Testes de Integridade e de Autenticidade
A segurança do modelo de votação brasileiro baseia-se também no isolamento físico das urnas, que não possuem conexão com a internet, Wi-Fi ou Bluetooth, além de múltiplas camadas de criptografia e auditoria. Somada a essa proteção digital, existem outras barreiras. Após a instalação dos softwares, as portas de acesso da máquina são bloqueadas com lacres da Casa da Moeda. A tecnologia desses lacres impede violações silenciosas, pois qualquer tentativa de retirá-los causa uma reação química que altera o visual do selo, evidenciando a manipulação.

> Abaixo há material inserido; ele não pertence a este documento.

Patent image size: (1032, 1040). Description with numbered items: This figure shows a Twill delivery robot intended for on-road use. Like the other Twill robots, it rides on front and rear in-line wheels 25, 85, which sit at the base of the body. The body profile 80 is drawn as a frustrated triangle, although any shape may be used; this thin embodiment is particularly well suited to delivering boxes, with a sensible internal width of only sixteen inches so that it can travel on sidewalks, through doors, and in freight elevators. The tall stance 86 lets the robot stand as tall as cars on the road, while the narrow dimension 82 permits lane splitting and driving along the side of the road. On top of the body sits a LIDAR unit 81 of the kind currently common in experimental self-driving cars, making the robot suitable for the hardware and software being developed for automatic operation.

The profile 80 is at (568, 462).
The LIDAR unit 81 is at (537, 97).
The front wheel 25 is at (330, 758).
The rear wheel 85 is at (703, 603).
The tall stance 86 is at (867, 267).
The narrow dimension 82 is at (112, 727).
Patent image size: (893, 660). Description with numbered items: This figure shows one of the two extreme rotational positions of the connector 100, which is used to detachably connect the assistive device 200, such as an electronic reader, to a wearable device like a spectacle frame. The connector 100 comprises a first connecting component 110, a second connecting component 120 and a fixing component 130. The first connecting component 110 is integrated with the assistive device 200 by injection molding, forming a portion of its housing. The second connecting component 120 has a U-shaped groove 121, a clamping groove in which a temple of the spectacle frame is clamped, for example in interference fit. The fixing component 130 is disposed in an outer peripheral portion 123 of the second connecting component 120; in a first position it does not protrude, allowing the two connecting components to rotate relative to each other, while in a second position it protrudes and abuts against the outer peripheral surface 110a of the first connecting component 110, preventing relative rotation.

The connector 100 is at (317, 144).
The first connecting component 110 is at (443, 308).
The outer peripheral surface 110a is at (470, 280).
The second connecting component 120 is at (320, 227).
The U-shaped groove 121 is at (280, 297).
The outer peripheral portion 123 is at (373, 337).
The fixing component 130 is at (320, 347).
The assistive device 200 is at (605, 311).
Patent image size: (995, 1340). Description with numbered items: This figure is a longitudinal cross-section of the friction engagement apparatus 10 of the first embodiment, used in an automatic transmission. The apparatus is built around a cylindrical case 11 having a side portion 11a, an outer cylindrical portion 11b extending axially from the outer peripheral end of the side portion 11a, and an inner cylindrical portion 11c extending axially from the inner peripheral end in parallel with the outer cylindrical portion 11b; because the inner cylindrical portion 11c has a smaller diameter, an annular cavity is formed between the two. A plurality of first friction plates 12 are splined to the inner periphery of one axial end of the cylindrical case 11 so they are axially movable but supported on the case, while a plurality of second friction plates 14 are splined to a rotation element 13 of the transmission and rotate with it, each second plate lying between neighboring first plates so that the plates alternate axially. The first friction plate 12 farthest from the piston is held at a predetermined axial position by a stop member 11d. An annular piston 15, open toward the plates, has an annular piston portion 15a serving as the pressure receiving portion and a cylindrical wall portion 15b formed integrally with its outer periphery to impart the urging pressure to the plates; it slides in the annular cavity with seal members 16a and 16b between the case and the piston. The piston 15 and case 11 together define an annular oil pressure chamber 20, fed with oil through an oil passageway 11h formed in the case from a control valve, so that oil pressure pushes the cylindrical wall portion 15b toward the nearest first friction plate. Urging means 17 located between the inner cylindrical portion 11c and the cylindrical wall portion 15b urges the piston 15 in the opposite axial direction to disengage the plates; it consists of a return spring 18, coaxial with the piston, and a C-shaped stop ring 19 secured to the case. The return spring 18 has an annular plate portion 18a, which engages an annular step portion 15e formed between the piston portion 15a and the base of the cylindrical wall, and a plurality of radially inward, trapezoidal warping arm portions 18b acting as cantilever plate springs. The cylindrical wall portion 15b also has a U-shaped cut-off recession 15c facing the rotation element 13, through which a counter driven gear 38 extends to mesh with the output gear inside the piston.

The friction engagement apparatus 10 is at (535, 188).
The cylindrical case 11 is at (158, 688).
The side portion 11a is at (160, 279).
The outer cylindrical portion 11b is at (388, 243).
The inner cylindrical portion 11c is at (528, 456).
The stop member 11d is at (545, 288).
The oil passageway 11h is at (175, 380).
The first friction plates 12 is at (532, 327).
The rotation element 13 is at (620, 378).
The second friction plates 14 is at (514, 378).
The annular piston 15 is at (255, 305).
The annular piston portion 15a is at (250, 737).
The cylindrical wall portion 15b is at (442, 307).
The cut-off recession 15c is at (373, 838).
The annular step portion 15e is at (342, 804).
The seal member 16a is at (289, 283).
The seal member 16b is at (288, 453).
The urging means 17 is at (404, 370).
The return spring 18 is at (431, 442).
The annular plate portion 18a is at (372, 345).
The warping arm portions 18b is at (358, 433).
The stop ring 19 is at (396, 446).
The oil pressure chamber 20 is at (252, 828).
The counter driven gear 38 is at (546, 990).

Semanas antes da eleição no Brasil, entidades fiscalizadoras, incluindo partidos políticos e a Polícia Federal, podem acompanhar todo o processo de preparação das urnas. Já na véspera e no dia do pleito, são realizados os Testes de Integridade e Autenticidade, que comprovam a segurança do sistema, conferindo se o voto no papel é idêntico ao registrado eletronicamente e se todos os programas instalados nas urnas são originais, produzidos pelo TSE.
Ao fim da votação, os resultados de cada máquina (boletins de urna) são impressos e colados nas portas das seções. Qualquer cidadão também pode verificar esses arquivos no site da Justiça Eleitoral. Desde a implementação da urna eletrônica, em 1996, não há registro comprovado de nenhuma fraude.